The Little Shaman is a spiritual coach & specialist in cluster B personality disorders, with a popular YouTube show and clients worldwide.
A question we hear asked a lot is how can the narcissist heal, or how can narcissists get better. The truthful answer is that the narcissist cannot heal. Narcissists cannot get better. The narcissist is a shattered persona. The narcissist's mind - their very self - broke into pieces under whatever stress and pressure they were subjected to before the personality was even formed yet, and before they could even understand what was going on.
And then it stayed that way.
And then it formed that way.
And then it grew into being that way.
There is no way to put this back together to make it whole. It is not possible. A personality disorder affects every aspect of a person's thinking. It colors every single thing they do, say and think. There is no way to change this. It's who and what they are. They are many fragmented pieces walking around behind a mask. In that way, it is similar to dissociative identity disorder, which we used to call multiple personality disorder.

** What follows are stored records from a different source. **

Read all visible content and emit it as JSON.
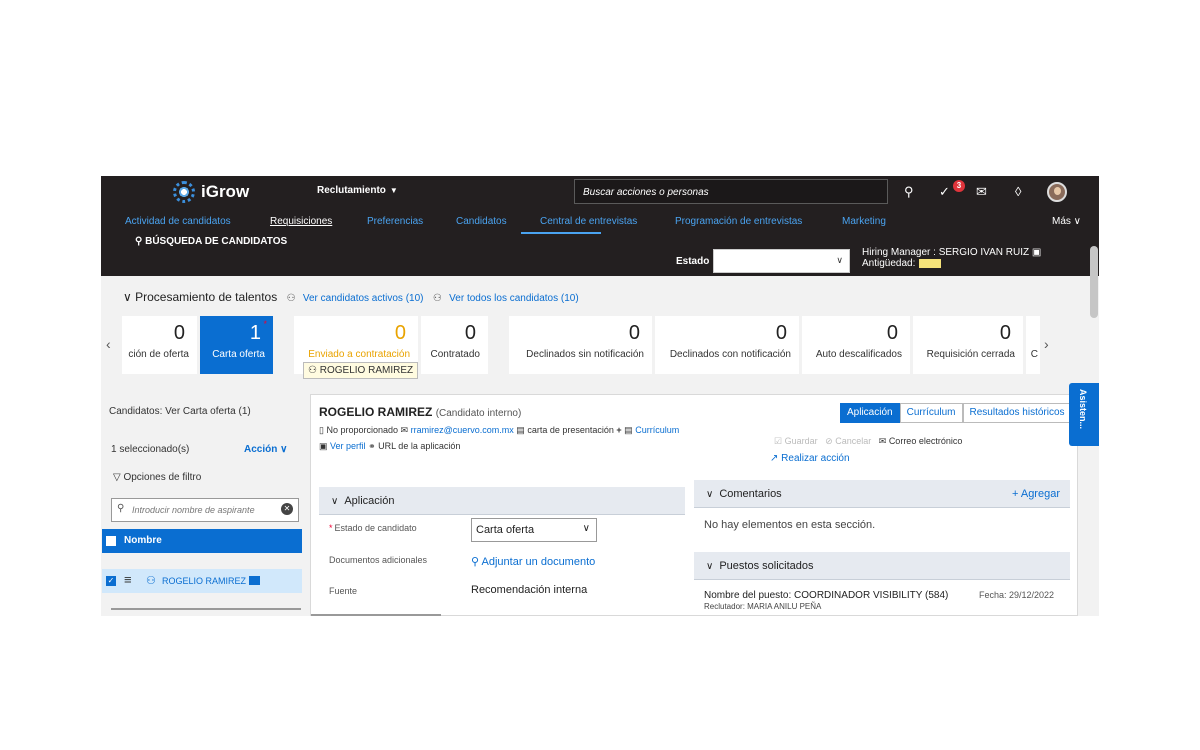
{
  "app": {
    "brand": "iGrow",
    "module": "Reclutamiento",
    "search_placeholder": "Buscar acciones o personas",
    "notif_count": "3"
  },
  "nav": [
    "Actividad de candidatos",
    "Requisiciones",
    "Preferencias",
    "Candidatos",
    "Central de entrevistas",
    "Programación de entrevistas",
    "Marketing"
  ],
  "nav_more": "Más",
  "header": {
    "candidate_search": "BÚSQUEDA DE CANDIDATOS",
    "estado_label": "Estado",
    "hiring_manager": "Hiring Manager : SERGIO IVAN RUIZ",
    "antiguedad": "Antigüedad:"
  },
  "pipeline": {
    "title": "Procesamiento de talentos",
    "link_active": "Ver candidatos activos (10)",
    "link_all": "Ver todos los candidatos (10)",
    "stages": [
      {
        "count": "0",
        "label": "ción de oferta"
      },
      {
        "count": "1",
        "label": "Carta oferta"
      },
      {
        "count": "0",
        "label": "Enviado a contratación"
      },
      {
        "count": "0",
        "label": "Contratado"
      },
      {
        "count": "0",
        "label": "Declinados sin notificación"
      },
      {
        "count": "0",
        "label": "Declinados con notificación"
      },
      {
        "count": "0",
        "label": "Auto descalificados"
      },
      {
        "count": "0",
        "label": "Requisición cerrada"
      },
      {
        "count": "",
        "label": "C"
      }
    ],
    "tooltip": "ROGELIO RAMIREZ"
  },
  "left": {
    "title": "Candidatos: Ver Carta oferta (1)",
    "selected": "1 seleccionado(s)",
    "action": "Acción",
    "filter": "Opciones de filtro",
    "search_placeholder": "Introducir nombre de aspirante",
    "column": "Nombre",
    "candidate": "ROGELIO RAMIREZ"
  },
  "main": {
    "name": "ROGELIO RAMIREZ",
    "type": "(Candidato interno)",
    "no_prop": "No proporcionado",
    "email": "rramirez@cuervo.com.mx",
    "cover": "carta de presentación",
    "cv": "Currículum",
    "profile": "Ver perfil",
    "app_url": "URL de la aplicación",
    "tabs": [
      "Aplicación",
      "Currículum",
      "Resultados históricos"
    ],
    "save": "Guardar",
    "cancel": "Cancelar",
    "email_action": "Correo electrónico",
    "perform": "Realizar acción",
    "sec_app": "Aplicación",
    "estado_label": "Estado de candidato",
    "estado_value": "Carta oferta",
    "docs_label": "Documentos adicionales",
    "docs_link": "Adjuntar un documento",
    "fuente_label": "Fuente",
    "fuente_value": "Recomendación interna",
    "sec_comments": "Comentarios",
    "add": "+ Agregar",
    "no_items": "No hay elementos en esta sección.",
    "sec_positions": "Puestos solicitados",
    "position": "Nombre del puesto: COORDINADOR VISIBILITY (584)",
    "date": "Fecha: 29/12/2022",
    "recruiter": "Reclutador: MARIA ANILU PEÑA"
  },
  "assistant": "Asisten..."
}
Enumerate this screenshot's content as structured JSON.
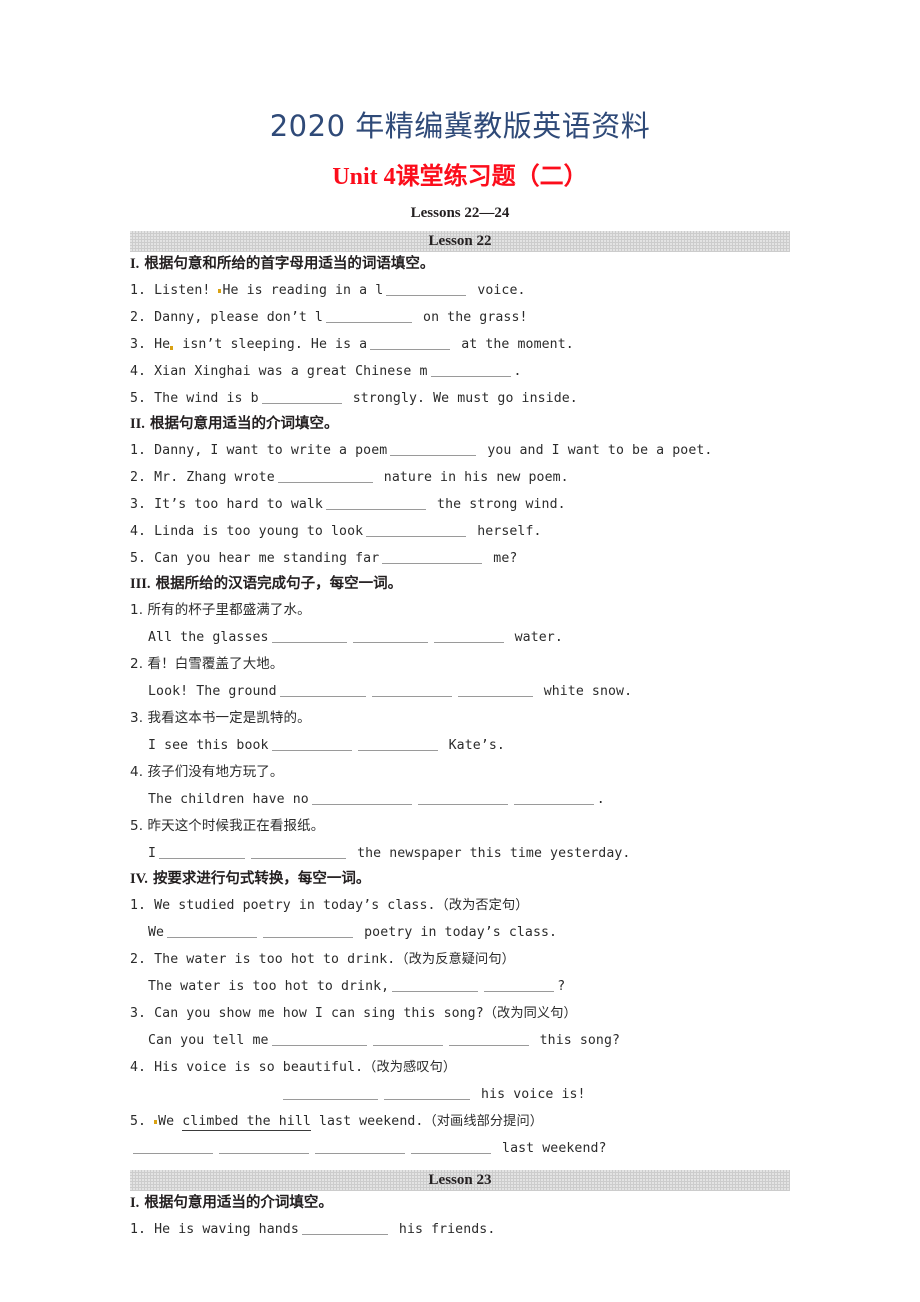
{
  "header": {
    "watermark": "2020 年精编冀教版英语资料",
    "title": "Unit 4课堂练习题（二）",
    "subtitle": "Lessons 22—24",
    "watermark_color": "#2f4a78",
    "title_color": "#fc0d1b",
    "bar_color": "#cccccc"
  },
  "lesson22": {
    "bar_label": "Lesson 22",
    "sections": [
      {
        "roman": "I.",
        "heading": "根据句意和所给的首字母用适当的词语填空。",
        "items": [
          {
            "num": "1.",
            "pre": "Listen! He is reading in a l",
            "post": "voice."
          },
          {
            "num": "2.",
            "pre": "Danny, please don’t l",
            "post": "on the grass!"
          },
          {
            "num": "3.",
            "pre": "He isn’t sleeping. He is a",
            "post": "at the moment."
          },
          {
            "num": "4.",
            "pre": "Xian Xinghai was a great Chinese m",
            "post": "."
          },
          {
            "num": "5.",
            "pre": "The wind is b",
            "post": "strongly. We must go inside."
          }
        ]
      },
      {
        "roman": "II.",
        "heading": "根据句意用适当的介词填空。",
        "items": [
          {
            "num": "1.",
            "pre": "Danny, I want to write a poem",
            "post": "you and I want to be a poet."
          },
          {
            "num": "2.",
            "pre": "Mr. Zhang wrote",
            "post": "nature in his new poem."
          },
          {
            "num": "3.",
            "pre": "It’s too hard to walk",
            "post": "the strong wind."
          },
          {
            "num": "4.",
            "pre": "Linda is too young to look",
            "post": "herself."
          },
          {
            "num": "5.",
            "pre": "Can you hear me standing far",
            "post": "me?"
          }
        ]
      },
      {
        "roman": "III.",
        "heading": "根据所给的汉语完成句子，每空一词。",
        "items": [
          {
            "num": "1.",
            "cn": "所有的杯子里都盛满了水。",
            "pre": "All the glasses",
            "post": "water."
          },
          {
            "num": "2.",
            "cn": "看！白雪覆盖了大地。",
            "pre": "Look! The ground",
            "post": "white snow."
          },
          {
            "num": "3.",
            "cn": "我看这本书一定是凯特的。",
            "pre": "I see this book",
            "post": "Kate’s."
          },
          {
            "num": "4.",
            "cn": "孩子们没有地方玩了。",
            "pre": "The children have no",
            "post": "."
          },
          {
            "num": "5.",
            "cn": "昨天这个时候我正在看报纸。",
            "pre": "I",
            "post": "the newspaper this time yesterday."
          }
        ]
      },
      {
        "roman": "IV.",
        "heading": "按要求进行句式转换，每空一词。",
        "items": [
          {
            "num": "1.",
            "prompt": "We studied poetry in today’s class.（改为否定句）",
            "pre": "We",
            "post": "poetry in today’s class."
          },
          {
            "num": "2.",
            "prompt": "The water is too hot to drink.（改为反意疑问句）",
            "pre": "The water is too hot to drink,",
            "post": "?"
          },
          {
            "num": "3.",
            "prompt": "Can you show me how I can sing this song?（改为同义句）",
            "pre": "Can you tell me",
            "post": "this song?"
          },
          {
            "num": "4.",
            "prompt": "His voice is so beautiful.（改为感叹句）",
            "pre": "",
            "post": "his voice is!"
          },
          {
            "num": "5.",
            "prompt_pre": "We ",
            "prompt_underlined": "climbed the hill",
            "prompt_post": " last weekend.（对画线部分提问）",
            "pre": "",
            "post": "last weekend?"
          }
        ]
      }
    ]
  },
  "lesson23": {
    "bar_label": "Lesson 23",
    "sections": [
      {
        "roman": "I.",
        "heading": "根据句意用适当的介词填空。",
        "items": [
          {
            "num": "1.",
            "pre": "He is waving hands",
            "post": "his friends."
          }
        ]
      }
    ]
  }
}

Now, that doesn't mean there is no hope for malignant narcissists to become better in some ways - especially depending on which disorder they have. Some parts of some narcissists' behavior can be changed, through therapy and possibly medication. If they can understand they have a disorder, admit that the problem is with them and their thinking, and commit to treatment wholeheartedly, there is a possibility that some of their more awful behaviors can be changed - but again, that is all that can happen, and it's a long shot. Their way of thinking and feeling will not change. They will still be a narcissist. They will still be a shattered persona with no true identity and no true ability to love or see people as real and equal in importance. They can never be made whole.
If you drop a plate on the ground and it shatters, the plate is broken. Even if you could somehow glue it back together, there will be chunks and pieces and splinters missing. There will be holes and gaps and jagged edges. The pieces cannot truly connect to each other. It can never be the same. It can never be whole. It is simply a bunch of shards stuck together. It can function for a period of time, as the narcissist also can function for a period of time, but there is always the threat that it could come apart under pressure because it is already broken. With enough pressure, it will come apart.
This is why you cannot love narcissists back to mental health. There is no mental health to come back to. The possibility of them being a whole person was destroyed before you ever met this person. It was destroyed before they were ever even old enough to have a true identity. You cannot force them to be different. You cannot wish or make or hope the narcissist better. When you love a narcissist, you do not love a person, because there is no actual whole person there. There are simply endlessly-shifting masks and pieces coming to the forefront and then fading into the background as another takes over.
This content is accurate and true to the best of the author’s knowledge and is not meant to substitute for formal and individualized advice from a qualified professional.